Sunday, November 18, 2012

Railroad Drug owner-pharmacist prefers small town

By Justin Wright
University of Kentucky School of Journalism and Telecommunications

An old saying goes, “Everybody dies famous in a small town.” This comes from the notion that in a small, tight-knit community that everyone knows everything about all the people in town. Sometimes such intimate knowledge can be a good thing, while at other times it can be something to despise.

This leads many people to leave small towns and pursue other, supposedly bigger, opportunities in a place where no one knows their name and everyone is out of their business. But some who get away from the next-of-kin setting realize that being from a small town and knowing all about what is going on was just fine with them, because they were a name to somebody and not just another face in the crowd.

Knowing people on a first-name basis is one in which many small-town businesses take great pride, and on which they base their level of work and patronage to their community. This is how Railroad Drug owner Ken Glass, above, operates his business day to day.

“Running a pharmacy in a community like Midway is very personable,” Glass said. “I'm on a first name basis with all of my patients and fellow business owners.”

Railroad Drug is on Main Street in the heart of Midway and offers a nostalgia that many small town pharmacies once had. From the old-time soda fountain to meals served at your request, this drug store is a “blast from the past,” as one might put it, keeping in close touch with its small-town roots.

Glass grew up near Morehead, earned his pharmacy degree from the University of Kentucky and has lived in Midway for nine years while working for other pharmacies.
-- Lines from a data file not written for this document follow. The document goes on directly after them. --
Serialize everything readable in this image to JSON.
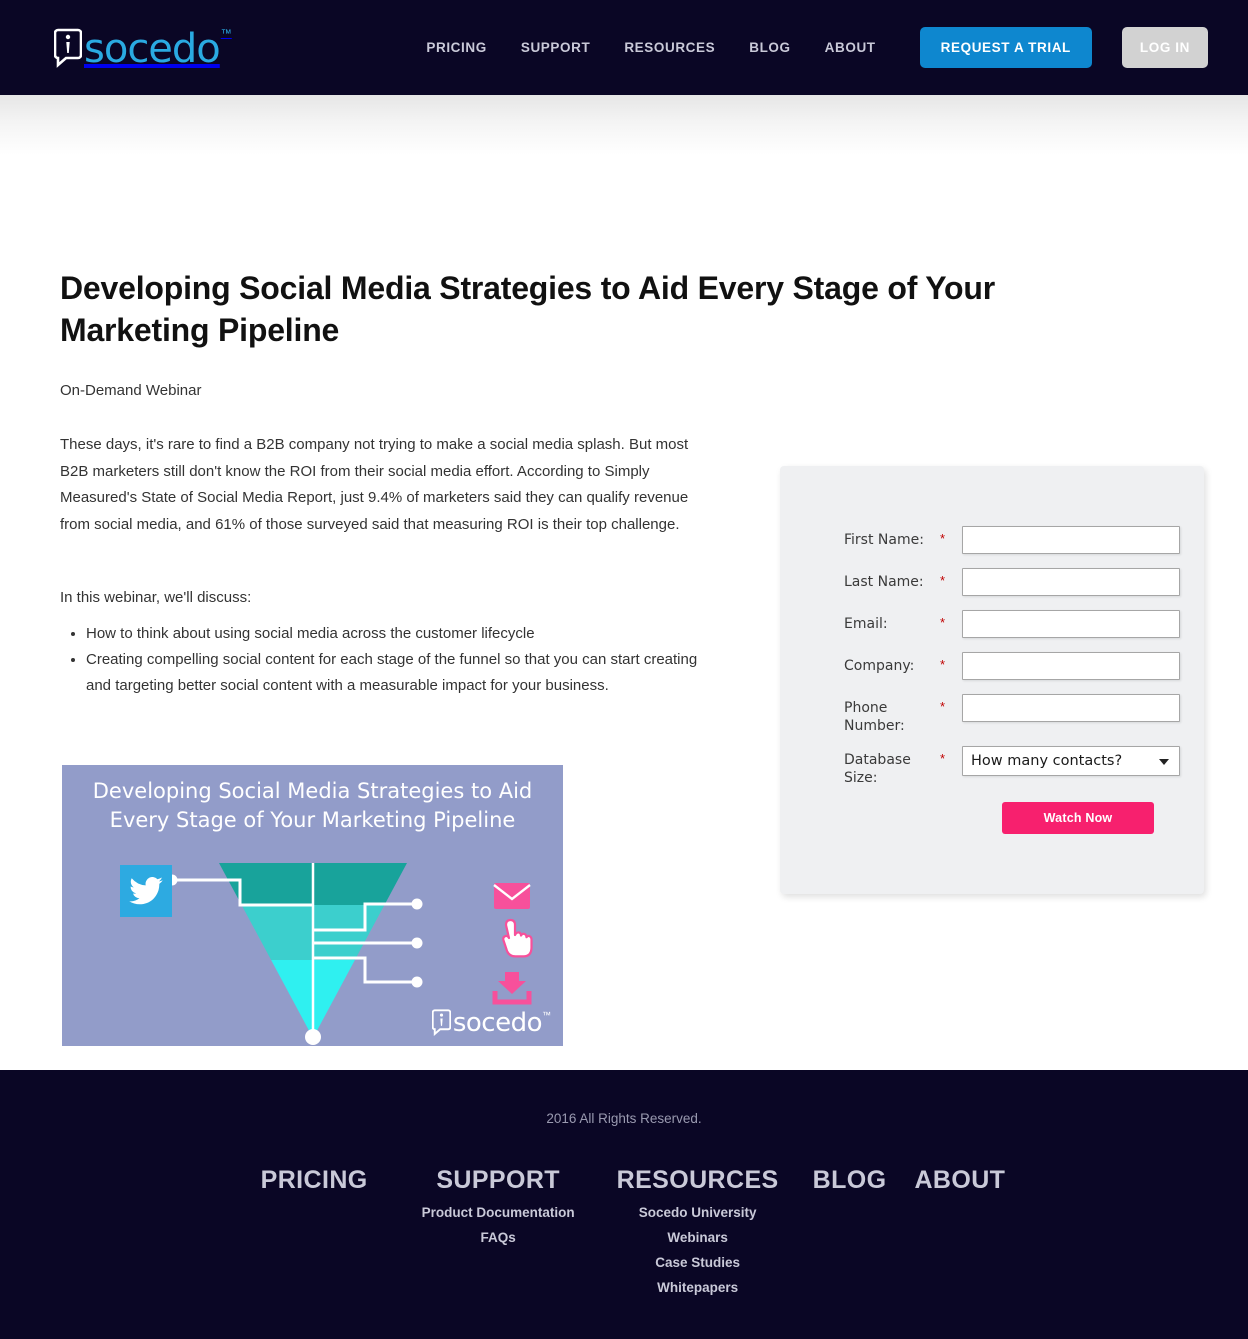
{
  "header": {
    "logo": {
      "word": "socedo",
      "tm": "™",
      "icon": "socedo-bubble-icon"
    },
    "nav": [
      {
        "label": "PRICING",
        "name": "nav-pricing"
      },
      {
        "label": "SUPPORT",
        "name": "nav-support"
      },
      {
        "label": "RESOURCES",
        "name": "nav-resources"
      },
      {
        "label": "BLOG",
        "name": "nav-blog"
      },
      {
        "label": "ABOUT",
        "name": "nav-about"
      }
    ],
    "trial_button": "REQUEST A TRIAL",
    "login_button": "LOG IN",
    "colors": {
      "bar": "#0a0625",
      "accent_blue": "#0e87cf",
      "login_gray": "#d2d2d2",
      "logo_blue": "#2aaae2"
    }
  },
  "main": {
    "title": "Developing Social Media Strategies to Aid Every Stage of Your Marketing Pipeline",
    "subtitle": "On-Demand Webinar",
    "paragraph": "These days, it's rare to find a B2B company not trying to make a social media splash. But most B2B marketers still don't know the ROI from their social media effort. According to Simply Measured's State of Social Media Report, just 9.4% of marketers said they can qualify revenue from social media, and 61% of those surveyed said that measuring ROI is their top challenge.",
    "lead_in": "In this webinar, we'll discuss:",
    "bullets": [
      "How to think about using social media across the customer lifecycle",
      "Creating compelling social content for each stage of the funnel so that you can start creating and targeting better social content with a measurable impact for your business."
    ]
  },
  "thumbnail": {
    "title": "Developing Social Media Strategies to Aid Every Stage of Your Marketing Pipeline",
    "logo_word": "socedo",
    "logo_tm": "™",
    "icons": [
      "twitter-bird-icon",
      "envelope-icon",
      "hand-cursor-icon",
      "download-icon"
    ],
    "colors": {
      "background": "#929cc9",
      "twitter_blue": "#2daae1",
      "funnel_top": "#18a39b",
      "funnel_mid": "#3fd2cf",
      "funnel_bottom": "#2ff0f0",
      "pink": "#f7509b"
    }
  },
  "form": {
    "fields": [
      {
        "label": "First Name:",
        "required": "*",
        "value": "",
        "placeholder": "",
        "name": "first-name-field"
      },
      {
        "label": "Last Name:",
        "required": "*",
        "value": "",
        "placeholder": "",
        "name": "last-name-field"
      },
      {
        "label": "Email:",
        "required": "*",
        "value": "",
        "placeholder": "",
        "name": "email-field"
      },
      {
        "label": "Company:",
        "required": "*",
        "value": "",
        "placeholder": "",
        "name": "company-field"
      },
      {
        "label": "Phone Number:",
        "required": "*",
        "value": "",
        "placeholder": "",
        "name": "phone-number-field"
      }
    ],
    "select": {
      "label": "Database Size:",
      "required": "*",
      "selected": "How many contacts?",
      "name": "database-size-select"
    },
    "submit_button": "Watch Now",
    "colors": {
      "panel": "#eff0f2",
      "submit_pink": "#f7206e",
      "required_red": "#c00000"
    }
  },
  "footer": {
    "copyright": "2016 All Rights Reserved.",
    "columns": [
      {
        "head": "PRICING",
        "links": []
      },
      {
        "head": "SUPPORT",
        "links": [
          "Product Documentation",
          "FAQs"
        ]
      },
      {
        "head": "RESOURCES",
        "links": [
          "Socedo University",
          "Webinars",
          "Case Studies",
          "Whitepapers"
        ]
      },
      {
        "head": "BLOG",
        "links": []
      },
      {
        "head": "ABOUT",
        "links": []
      }
    ],
    "colors": {
      "background": "#0a0625",
      "text": "#c9c9d8"
    }
  }
}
“I had always wanted to open my own pharmacy, and finally I just built up the nerve to do it.  Plus, I had grown tired of the chain-store setting,” said Glass, who worked for a two chain pharmacies and an independently owned store. 

How does running his pharmacy differ from running one in a city such as Lexington or Louisville? “In a community such as Midway, you know everyone,” he replied. “My patients aren't co-pays or Social Security numbers to me. I know them. I know their children, their parents, and their grandparents. It's very rewarding to have that kind of relationship with the people that patronize my store; you just can’t find this in a bigger city.”

This is the life for Glass, who has no wish to return to a bigger establishment where pharmacists don’t see the same people every day.

“No contest,” he said. “I would hate not knowing my patients and in fact, have hated that exact issue in the past at previous workplaces. If I ever open another pharmacy in a bigger city, I would like to bring that kind of personal touch to it, so it seemed like it was a smaller community to the people who filled their prescriptions there.”

Stores such as Railroad Drug are keeping the tradition of down-home alive, one customer at a time, and offering hope that they and their like will be found in small towns for many years to come.